Despite acquiescing on this occasion, I’m interested in interrogating conventional advice to see if there is a way of doing things that is more in line with both the time that I have, and a more modern approach to gardening. The important thing is to have one foot in the theory and one in your practice, and your mind in the liminal space between. This is what allows you to think critically to join the theoretical and the practical, and is an area of philosophy known as praxis, or the process of theory-practice-theory that anyone working with their hands will be intimately familiar with. In short, praxis is asking you to understand the essence of what you’re being told rather than sticking rigidly to the dogma. Having spoken to some of those responsible for writing technical pages for well-known horticultural organisations, it was interesting to note that they themselves don’t usually follow their own advice. Rather, they write it in a way they feel will be most useful to most people because nuance tends to overwhelm.

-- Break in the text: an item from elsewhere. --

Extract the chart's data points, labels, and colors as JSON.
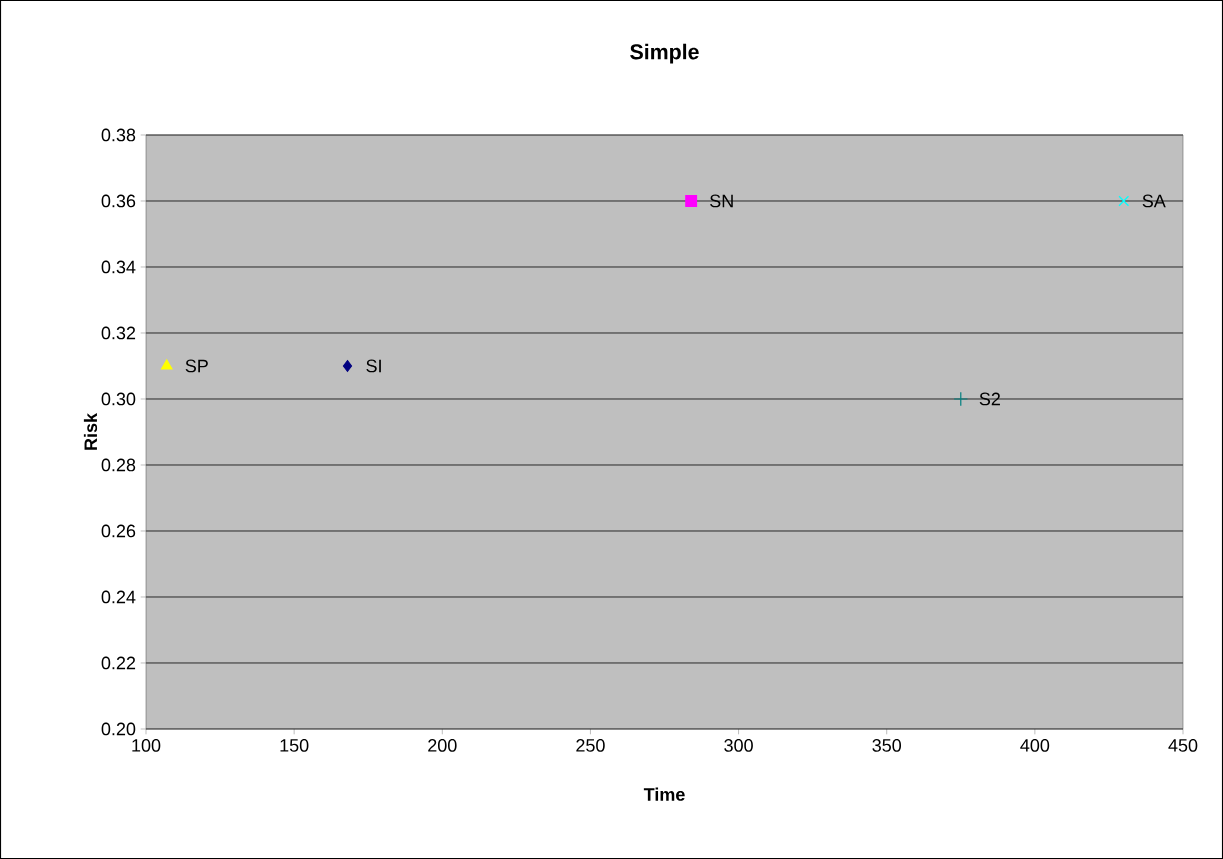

This has been on my mind this week as we spread mulch onto frozen soil, which the textbooks will tell you not to do as you’ll seal in cold. On the surface, this seems sound but in reality winter is when you have time to do this, and I have observed erstwhile frozen soil improve rapidly with the application of a good mulch. In short, the benefits outweigh the drawbacks for me, but perhaps if you were growing plants that were more sensitive to cold then the results could be different. Perhaps this is where praxis meets pragmatism, or as Christopher Lloyd once said: sometimes the best time is just when you have the time.

Once the soil defrosted, the last few bulbs went into the ground which included Eremurus ‘Romance’, kindly gifted to the garden by Mr. Maxwell. It felt nice to be planting these as there is evidence to show Eremurus thrived here at one time under Celia Margaret Callander – one of the garden’s great architects – and may have been some of the first grown in Scotland, having been introduced to Europe in 1874. Typically, you are advised to grow these on a mound of grit but I am reminded of a written account of a visitor to a long-untended walled garden, who found a grassy slope covered in self-seeded Eremurus, none of which had the gardener’s careful hand depositing a dollop of grit under each seedling. For that reason we’ve dispensed with that advice, and have instead planted some at the foot of a south facing wall, and some further into the garden as a test. You can ask me next year which ones survived!

Now that it’s a few degrees warmer I’m dying to be outside so will say cheerio for now, but not before I let you know that we once again have our wildly popular Snowdrop Weekend coming up on the 14th and 15th of February, in aid of My Name’5 Doddie Foundation. I’ll be manning the gate at least one of the days so please do come and say hello but until then I hope you manage to stay warm and above all else, pragmatic.